Salaires reportés, fin de prise en charge des loyers... Les infirmières Asalée "sacrifiées" par la Cnam?
Article publié initialement sur Concours pluripro L'alerte a été donnée, par mail, le mardi 27 février. Une "information préoccupante" et une "urgence à agir", titrait l'association Asalée dans son courriel – que Concours pluripro a pu consulter – adressé aux quelque 9.155 médecins et 2.080 infirmières engagés dans ces protocoles de coopération. Parmi les éléments décriés : le fait que la Cnam ne souhaiterait plus dorénavant prendre en charge de nouveaux loyers Asalée, et qu'au 31 décembre 2023, "elle arrête de payer les anciens", détaille Isabelle Rambault-Amoros, présidente d'Asalée.
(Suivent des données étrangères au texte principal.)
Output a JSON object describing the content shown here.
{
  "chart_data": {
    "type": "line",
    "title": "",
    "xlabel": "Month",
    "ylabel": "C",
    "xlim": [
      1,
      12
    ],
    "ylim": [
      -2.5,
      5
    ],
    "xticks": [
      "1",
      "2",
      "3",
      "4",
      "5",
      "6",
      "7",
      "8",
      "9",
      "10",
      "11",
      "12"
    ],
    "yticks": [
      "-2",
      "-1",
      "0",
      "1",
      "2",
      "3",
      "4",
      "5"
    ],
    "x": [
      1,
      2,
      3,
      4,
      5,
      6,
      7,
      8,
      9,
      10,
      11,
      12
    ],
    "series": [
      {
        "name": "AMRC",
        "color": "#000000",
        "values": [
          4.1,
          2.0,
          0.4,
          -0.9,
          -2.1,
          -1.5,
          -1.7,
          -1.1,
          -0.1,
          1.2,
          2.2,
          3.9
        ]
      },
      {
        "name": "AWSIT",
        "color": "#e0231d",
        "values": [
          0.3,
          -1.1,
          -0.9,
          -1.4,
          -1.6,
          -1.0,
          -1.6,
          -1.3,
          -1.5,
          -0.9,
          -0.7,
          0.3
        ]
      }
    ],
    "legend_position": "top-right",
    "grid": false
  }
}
De quoi déclencher l'indignation de nombreux médecins et infirmières sur les réseaux sociaux : "Les infirmières Asalée sacrifiées ! La Cnam coupe les finances, des milliers d’infirmières au chômage ! En pleine négociation conventionnelle, tout un symbole !", dénonçait, sur X le 27 février, Xavier Grang, médecin généraliste à la MSP Saint-Nicolas-de-Port (Grand Est).
Les #infirmiers #ASALEE sacrifiés !
La CNAM coupe les finances, des milliers d’infirmiers au chômage !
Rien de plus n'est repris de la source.